A USA TODAY survey of airport officials and travelers at Atlanta, Chicago’s O’Hare, Los Angeles, Miami, New York’s JFK and Washington Dulles this week finds that lines at Transportation Security Administration checkpoints aren’t noticeably longer for most departing passengers a month after federal spending cuts were imposed.
However, customs lines for many people arriving on international flights are growing — prompting Los Angeles airport officials to hold passengers on planes for up to an hour at busy times before letting them into terminals.

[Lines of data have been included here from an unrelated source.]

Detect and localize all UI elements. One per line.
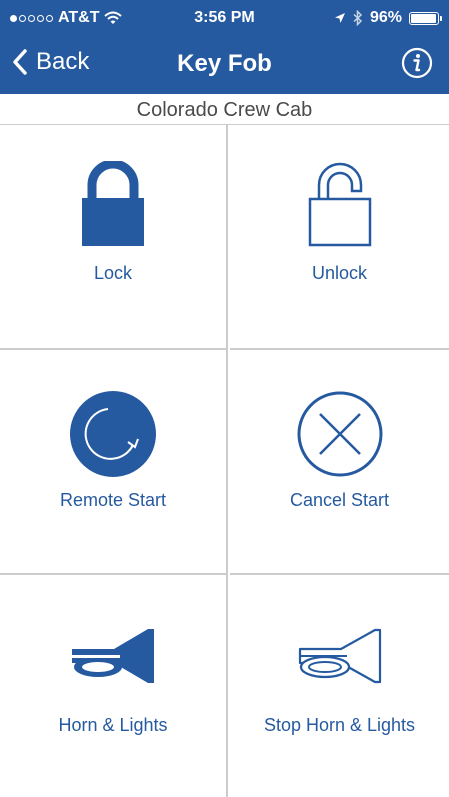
unlock-icon [308,162,371,247]
cancel-start-icon [297,391,382,477]
location-arrow-icon [334,13,345,23]
horn-lights-label: Horn & Lights [58,715,168,735]
status-bar: AT&T 3:56 PM 96% [0,0,449,36]
battery-icon [409,11,442,25]
horn-icon [72,629,154,683]
lock-icon [82,161,144,246]
bluetooth-icon [353,10,363,26]
stop-horn-icon [298,628,381,684]
remote-start-icon [70,391,156,477]
page-title: Key Fob [177,50,272,77]
horn-lights-button[interactable]: Horn & Lights [0,575,228,797]
navigation-bar: Back Key Fob [0,36,449,94]
info-button[interactable] [401,47,433,84]
unlock-label: Unlock [311,263,368,283]
info-icon [401,47,433,79]
lock-label: Lock [93,263,133,283]
remote-start-button[interactable]: Remote Start [0,350,228,575]
stop-horn-lights-button[interactable]: Stop Horn & Lights [230,575,449,797]
vehicle-name: Colorado Crew Cab [0,94,449,125]
app-header: AT&T 3:56 PM 96% Back Key Fob [0,0,449,94]
battery-percent: 96% [369,9,402,26]
unlock-button[interactable]: Unlock [230,125,449,350]
stop-horn-lights-label: Stop Horn & Lights [263,715,416,735]
cancel-start-button[interactable]: Cancel Start [230,350,449,575]
lock-button[interactable]: Lock [0,125,228,350]
status-right: 96% [334,9,442,27]
key-fob-action-grid: Lock Unlock Remote Start Cancel Start Ho… [0,125,449,797]
remote-start-label: Remote Start [59,490,167,510]
cancel-start-label: Cancel Start [289,490,390,510]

“Those kinds of waits are unacceptable,” says Nancy Castles, spokeswoman at Los Angeles International Airport, where customs lines indoors could take an additional 90 minutes. “It’s annoying to passengers and unacceptable to us.”
Fliers in TSA lines haven’t suffered as much. At the world’s busiest airport in Atlanta, general manager Louis Miller says waits at TSA checkpoints continue to average about 10-20 minutes, which is normal.
Basketball fans flying out of Atlanta after this weekend’s NCAA Final Four men’s tournament shouldn’t face delays, he says, because the TSA has bolstered staffing. “They have overtime people they need to get it done, so they don’t anticipate a major problem,” Miller says.